Probe Okonjo-Iweala over Abacha loot, SERAP tells Muhammed Buhari

Okonjo-Iweala
Okonjo-Iweala



Ramon Oladimeji 


A human rights bunch, the Socio-Economic Rights and Accountability Project, has required a test of the Ministry of Finance covering the period amid which it was going by Mrs. Ngozi Okonjo-Iweala.

The gathering said the test got to be imperative in perspective of the data given to the World Bank by Okonjo-Iweala on how the repatriated plunder from the late military ruler, Gen.

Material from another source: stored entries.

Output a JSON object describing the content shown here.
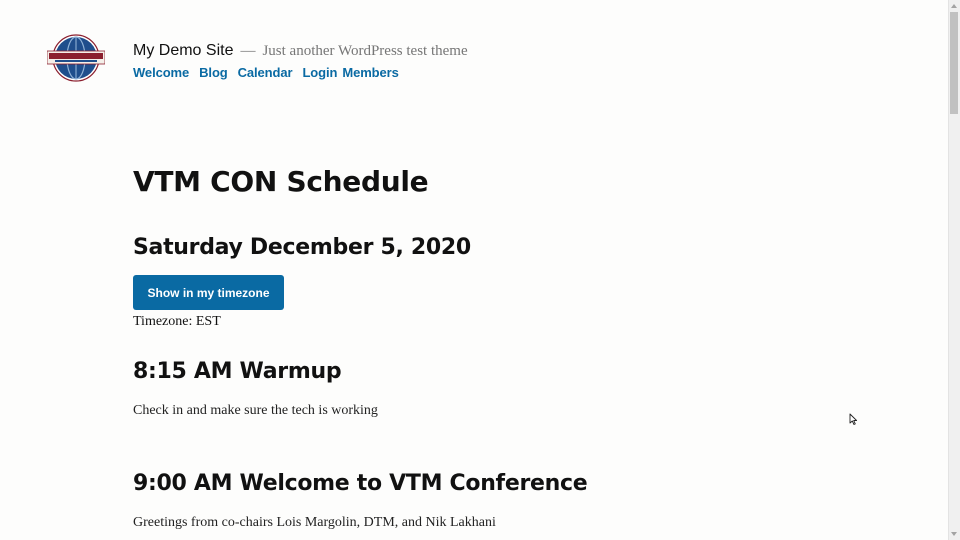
{
  "site": {
    "logo_name": "toastmasters-logo",
    "title": "My Demo Site",
    "separator": "—",
    "description": "Just another WordPress test theme"
  },
  "nav": {
    "items": [
      {
        "label": "Welcome"
      },
      {
        "label": "Blog"
      },
      {
        "label": "Calendar"
      },
      {
        "label": "Login"
      },
      {
        "label": "Members"
      }
    ]
  },
  "page": {
    "title": "VTM CON Schedule",
    "date_heading": "Saturday December 5, 2020",
    "timezone_button": "Show in my timezone",
    "timezone_label": "Timezone: EST"
  },
  "sessions": [
    {
      "title": "8:15 AM Warmup",
      "description": "Check in and make sure the tech is working"
    },
    {
      "title": "9:00 AM Welcome to VTM Conference",
      "description": "Greetings from co-chairs Lois Margolin, DTM, and Nik Lakhani"
    }
  ],
  "colors": {
    "link": "#0a6aa3",
    "button_bg": "#0a6aa3",
    "text": "#111111",
    "muted": "#767676",
    "logo_blue": "#1f4e8c",
    "logo_maroon": "#8b1f2e"
  }
}
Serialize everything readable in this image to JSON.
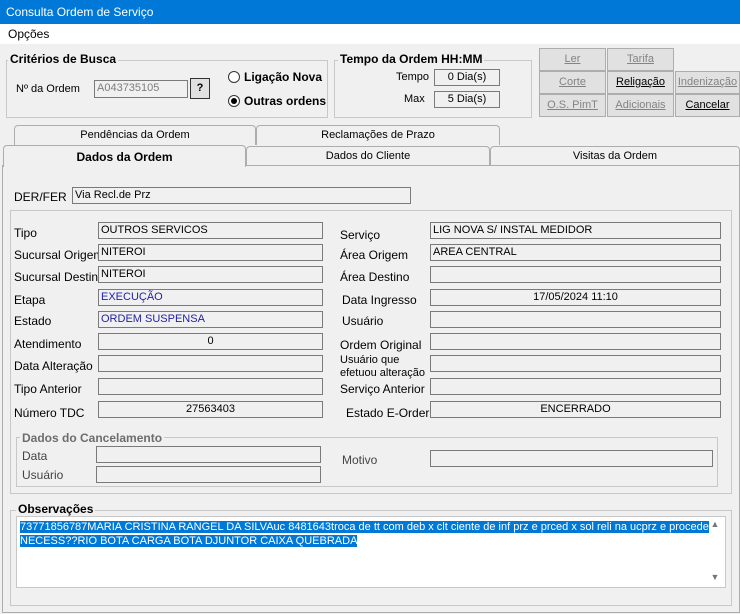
{
  "window": {
    "title": "Consulta Ordem de Serviço"
  },
  "menu": {
    "opcoes": "Opções"
  },
  "criterios": {
    "title": "Critérios de Busca",
    "ordem_label": "Nº da Ordem",
    "ordem_value": "A043735105",
    "lookup_button": "?",
    "radio_ligacao": "Ligação Nova",
    "radio_outras": "Outras ordens",
    "selected": "Outras ordens"
  },
  "tempo": {
    "title": "Tempo da Ordem HH:MM",
    "tempo_label": "Tempo",
    "tempo_value": "0 Dia(s)",
    "max_label": "Max",
    "max_value": "5 Dia(s)"
  },
  "buttons": {
    "ler": "Ler",
    "tarifa": "Tarifa",
    "corte": "Corte",
    "religacao": "Religação",
    "indenizacao": "Indenização",
    "os_pimt": "O.S. PimT",
    "adicionais": "Adicionais",
    "cancelar": "Cancelar"
  },
  "tabs": {
    "row1": [
      "Pendências da Ordem",
      "Reclamações de Prazo"
    ],
    "row2": [
      "Dados da Ordem",
      "Dados do Cliente",
      "Visitas da Ordem"
    ],
    "active": "Dados da Ordem"
  },
  "der_fer": {
    "label": "DER/FER",
    "value": "Via Recl.de Prz"
  },
  "dados": {
    "tipo_label": "Tipo",
    "tipo_value": "OUTROS SERVICOS",
    "servico_label": "Serviço",
    "servico_value": "LIG NOVA S/ INSTAL MEDIDOR",
    "sucursal_origem_label": "Sucursal Origem",
    "sucursal_origem_value": "NITEROI",
    "area_origem_label": "Área Origem",
    "area_origem_value": "AREA CENTRAL",
    "sucursal_destino_label": "Sucursal Destino",
    "sucursal_destino_value": "NITEROI",
    "area_destino_label": "Área Destino",
    "area_destino_value": "",
    "etapa_label": "Etapa",
    "etapa_value": "EXECUÇÃO",
    "data_ingresso_label": "Data Ingresso",
    "data_ingresso_value": "17/05/2024 11:10",
    "estado_label": "Estado",
    "estado_value": "ORDEM SUSPENSA",
    "usuario_label": "Usuário",
    "usuario_value": "",
    "atendimento_label": "Atendimento",
    "atendimento_value": "0",
    "ordem_original_label": "Ordem Original",
    "ordem_original_value": "",
    "data_alteracao_label": "Data Alteração",
    "data_alteracao_value": "",
    "usuario_alteracao_label_1": "Usuário que",
    "usuario_alteracao_label_2": "efetuou alteração",
    "usuario_alteracao_value": "",
    "tipo_anterior_label": "Tipo Anterior",
    "tipo_anterior_value": "",
    "servico_anterior_label": "Serviço Anterior",
    "servico_anterior_value": "",
    "numero_tdc_label": "Número TDC",
    "numero_tdc_value": "27563403",
    "estado_eorder_label": "Estado E-Order",
    "estado_eorder_value": "ENCERRADO"
  },
  "cancelamento": {
    "title": "Dados do Cancelamento",
    "data_label": "Data",
    "data_value": "",
    "usuario_label": "Usuário",
    "usuario_value": "",
    "motivo_label": "Motivo",
    "motivo_value": ""
  },
  "observacoes": {
    "title": "Observações",
    "line1": "73771856787MARIA CRISTINA RANGEL DA SILVAuc 8481643troca de tt com deb x clt ciente de inf prz e prced x sol reli na ucprz e procede",
    "line2": "NECESS??RIO BOTA CARGA BOTA DJUNTOR CAIXA QUEBRADA"
  }
}
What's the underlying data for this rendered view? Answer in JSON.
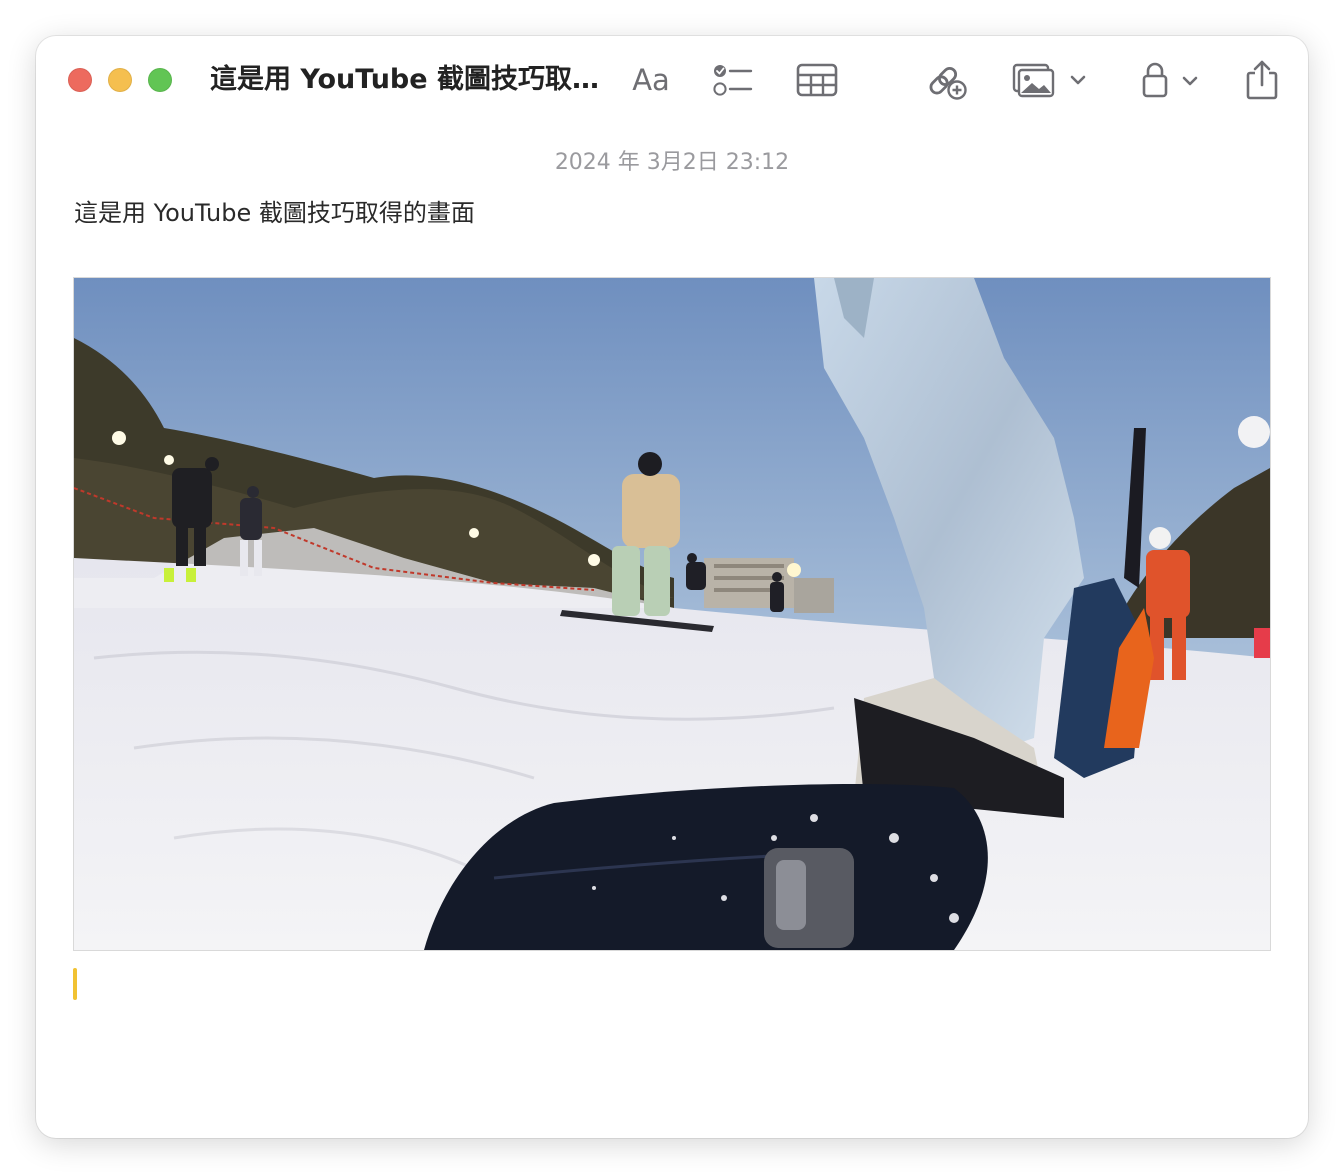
{
  "window": {
    "title": "這是用 YouTube 截圖技巧取得的畫面",
    "traffic_lights": {
      "close_color": "#ed6a5e",
      "minimize_color": "#f5bf4f",
      "zoom_color": "#61c554"
    }
  },
  "toolbar": {
    "format_label": "Aa",
    "items": [
      {
        "icon": "format-text-icon"
      },
      {
        "icon": "checklist-icon"
      },
      {
        "icon": "table-icon"
      },
      {
        "icon": "collaborate-link-icon"
      },
      {
        "icon": "media-icon"
      },
      {
        "icon": "lock-icon"
      },
      {
        "icon": "share-icon"
      }
    ]
  },
  "note": {
    "timestamp": "2024 年 3月2日 23:12",
    "body_text": "這是用 YouTube 截圖技巧取得的畫面",
    "attachment": {
      "type": "image",
      "depicts": "snowboarding photo"
    }
  },
  "accent": {
    "cursor_color": "#f1c232"
  }
}
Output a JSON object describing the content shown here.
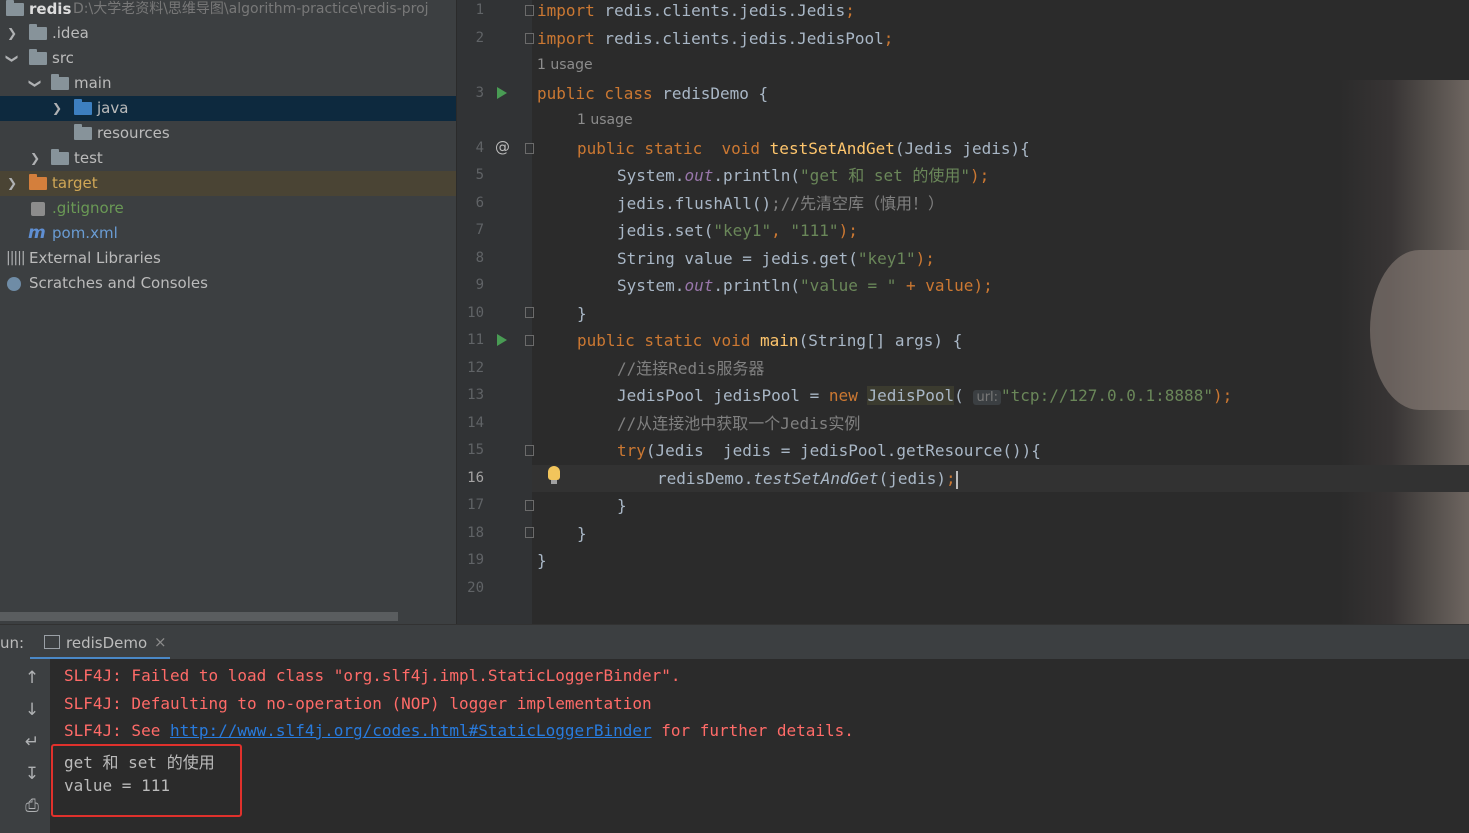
{
  "project": {
    "root_name": "redis",
    "root_path": "D:\\大学老资料\\思维导图\\algorithm-practice\\redis-proj",
    "items": [
      {
        "label": ".idea"
      },
      {
        "label": "src"
      },
      {
        "label": "main"
      },
      {
        "label": "java"
      },
      {
        "label": "resources"
      },
      {
        "label": "test"
      },
      {
        "label": "target"
      },
      {
        "label": ".gitignore"
      },
      {
        "label": "pom.xml"
      },
      {
        "label": "External Libraries"
      },
      {
        "label": "Scratches and Consoles"
      }
    ]
  },
  "editor": {
    "line_numbers": [
      "1",
      "2",
      "3",
      "4",
      "5",
      "6",
      "7",
      "8",
      "9",
      "10",
      "11",
      "12",
      "13",
      "14",
      "15",
      "16",
      "17",
      "18",
      "19",
      "20"
    ],
    "current_line": "16",
    "usage_hint": "1 usage",
    "code": {
      "l1_import": "import",
      "l1_rest": " redis.clients.jedis.Jedis",
      "l2_import": "import",
      "l2_rest": " redis.clients.jedis.JedisPool",
      "semi": ";",
      "l3_kw": "public class",
      "l3_rest": " redisDemo {",
      "l4_kw": "public static  void",
      "l4_fn": "testSetAndGet",
      "l4_rest": "(Jedis jedis){",
      "l5_a": "System.",
      "l5_out": "out",
      "l5_b": ".println(",
      "l5_str": "\"get 和 set 的使用\"",
      "l5_c": ");",
      "l6_a": "jedis.flushAll()",
      "l6_cm": ";//先清空库（慎用！）",
      "l7_a": "jedis.set(",
      "l7_s1": "\"key1\"",
      "l7_comma": ", ",
      "l7_s2": "\"111\"",
      "l7_b": ");",
      "l8_a": "String value = jedis.get(",
      "l8_s": "\"key1\"",
      "l8_b": ");",
      "l9_a": "System.",
      "l9_out": "out",
      "l9_b": ".println(",
      "l9_s": "\"value = \"",
      "l9_c": " + value);",
      "l10": "}",
      "l11_kw": "public static void",
      "l11_fn": "main",
      "l11_rest": "(String[] args) {",
      "l12_cm": "//连接Redis服务器",
      "l13_a": "JedisPool jedisPool = ",
      "l13_kw": "new",
      "l13_cls": "JedisPool",
      "l13_paren": "(",
      "l13_hint": "url:",
      "l13_s": "\"tcp://127.0.0.1:8888\"",
      "l13_b": ");",
      "l14_cm": "//从连接池中获取一个Jedis实例",
      "l15_kw": "try",
      "l15_rest": "(Jedis  jedis = jedisPool.getResource()){",
      "l16_a": "redisDemo.",
      "l16_fn": "testSetAndGet",
      "l16_b": "(jedis)",
      "l16_semi": ";",
      "l17": "}",
      "l18": "}",
      "l19": "}"
    }
  },
  "run": {
    "label": "un:",
    "tab_name": "redisDemo",
    "close": "×",
    "console": {
      "e1": "SLF4J: Failed to load class \"org.slf4j.impl.StaticLoggerBinder\".",
      "e2": "SLF4J: Defaulting to no-operation (NOP) logger implementation",
      "e3_a": "SLF4J: See ",
      "e3_link": "http://www.slf4j.org/codes.html#StaticLoggerBinder",
      "e3_b": " for further details.",
      "o1": "get 和 set 的使用",
      "o2": "value = 111"
    },
    "toolbar": [
      "arrow-up-icon",
      "arrow-down-icon",
      "soft-wrap-icon",
      "scroll-to-end-icon",
      "print-icon"
    ]
  },
  "colors": {
    "keyword": "#cc7832",
    "string": "#6a8759",
    "method": "#ffc66d",
    "error": "#ff6b68",
    "highlight_box": "#e0312c"
  }
}
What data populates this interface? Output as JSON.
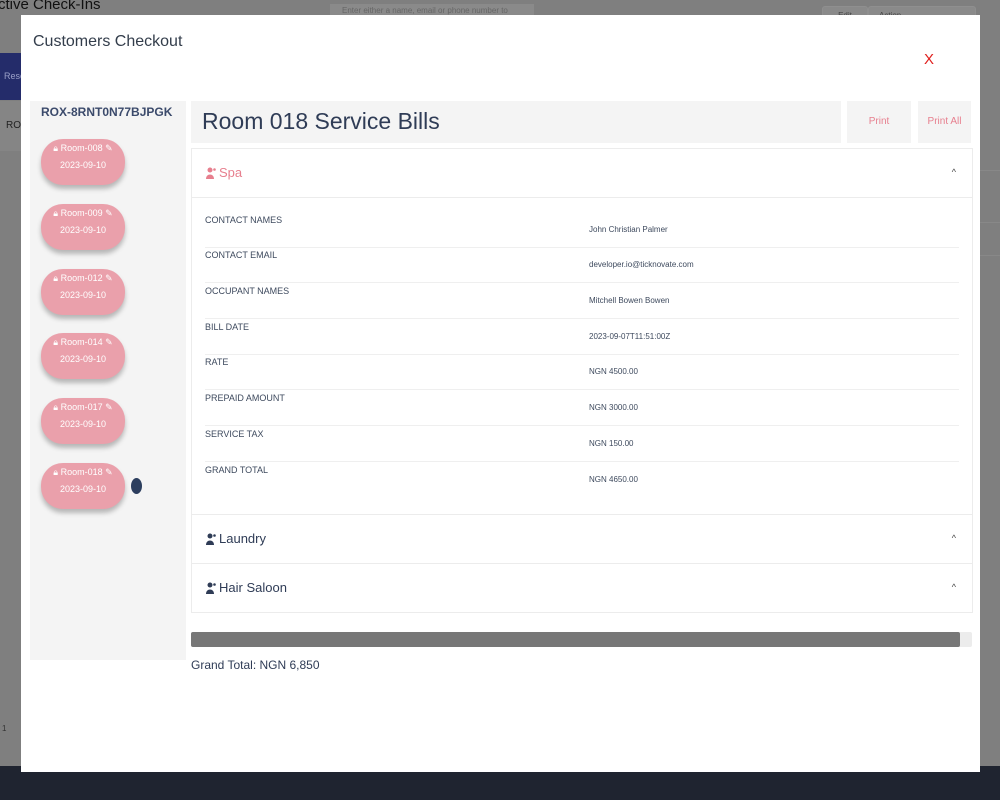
{
  "background": {
    "title": "ctive Check-Ins",
    "search_placeholder": "Enter either a name, email or phone number to sear",
    "btn_edit": "Edit",
    "btn_action": "Action",
    "tab_label": "Rese",
    "row_label": "ROX",
    "page_number": "1"
  },
  "modal": {
    "title": "Customers Checkout",
    "close_label": "X"
  },
  "sidebar": {
    "reservation_code": "ROX-8RNT0N77BJPGK",
    "rooms": [
      {
        "label": "Room-008",
        "date": "2023-09-10"
      },
      {
        "label": "Room-009",
        "date": "2023-09-10"
      },
      {
        "label": "Room-012",
        "date": "2023-09-10"
      },
      {
        "label": "Room-014",
        "date": "2023-09-10"
      },
      {
        "label": "Room-017",
        "date": "2023-09-10"
      },
      {
        "label": "Room-018",
        "date": "2023-09-10"
      }
    ],
    "active_room_index": 5
  },
  "bills": {
    "title": "Room 018 Service Bills",
    "print_label": "Print",
    "print_all_label": "Print All"
  },
  "services": {
    "spa": {
      "label": "Spa",
      "rows": [
        {
          "key": "CONTACT NAMES",
          "value": "John Christian Palmer"
        },
        {
          "key": "CONTACT EMAIL",
          "value": "developer.io@ticknovate.com"
        },
        {
          "key": "OCCUPANT NAMES",
          "value": "Mitchell Bowen Bowen"
        },
        {
          "key": "BILL DATE",
          "value": "2023-09-07T11:51:00Z"
        },
        {
          "key": "RATE",
          "value": "NGN 4500.00"
        },
        {
          "key": "PREPAID AMOUNT",
          "value": "NGN 3000.00"
        },
        {
          "key": "SERVICE TAX",
          "value": "NGN 150.00"
        },
        {
          "key": "GRAND TOTAL",
          "value": "NGN 4650.00"
        }
      ]
    },
    "laundry": {
      "label": "Laundry"
    },
    "hair_saloon": {
      "label": "Hair Saloon"
    },
    "chevron": "^"
  },
  "progress": {
    "fraction": 0.985
  },
  "footer": {
    "grand_total": "Grand Total: NGN 6,850"
  },
  "colors": {
    "accent_pink": "#e77f8e",
    "room_pill": "#eaa0ab",
    "close_red": "#e0201e",
    "heading_navy": "#2f3c56"
  }
}
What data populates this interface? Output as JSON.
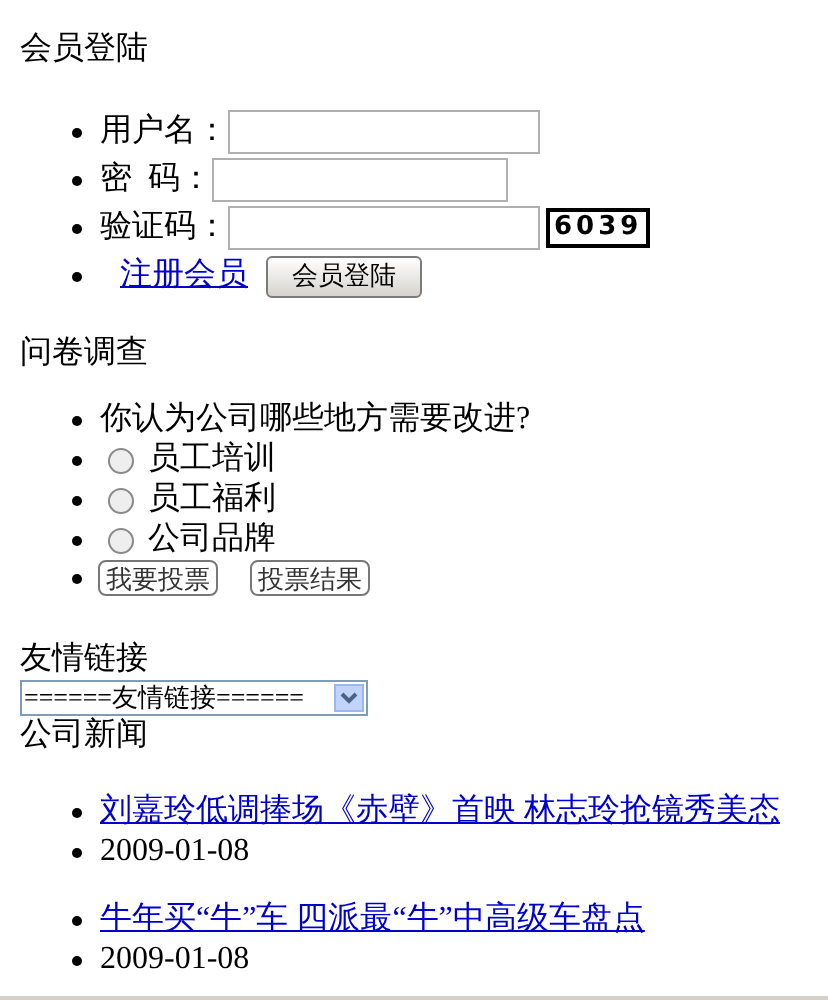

Sani Abacha, was spent.

In an announcement on Sunday by its Executive Director, Adetokunbo Mumuni, SERAP said it had gotten a 700-page report from the World Bank, wherein Okonjo-Iweala was cited to have said that the repatriated Abacha plunder was spent on streets, power, training, wellbeing and water somewhere around 2004 and 2005 over the six geopolitical zones of the nation.

As per SERAP, Okonjo-Iweala told the World Bank in a letter dated January 9, 2005 that N65bn of Abacha plunder was repatriated from Switzerland out of which N10.83bn was spent on wellbeing; N7bn on training; N6.2bn on water; and N21.7bn on power.

The ex-clergyman was said to have included that a portion of the assets were spent on new and progressing venture ventures and that significant government services had the points of interest of the spendings.

In any case, SERAP, which asserted that "there is no confirmation of such ventures, as a great many Nigerians keep on going on dead streets, while they keep on lacking access to sufficient power supply, water, wellbeing and quality instruction," said President Muhammadu Buhari must test Okonjo-Iweala's association in the spending of the repatriated Abacha plunder.

SERAP said the exposure by the World Bank was in light of an entrance to data demand it made to the President of the World Bank, Jim Yong Kim, on September 21, 2015.

As indicated by the gathering, aside from the 700-page archive it got from Ann May of the World Bank Access to Information Team, it likewise got a letter dated 24 November 2015 from the Director of the World Bank in Africa, Mr. Rachid Benmessaoud.

The gathering said it is as yet examining the records to check whether they contain data that Nigerians might want to know.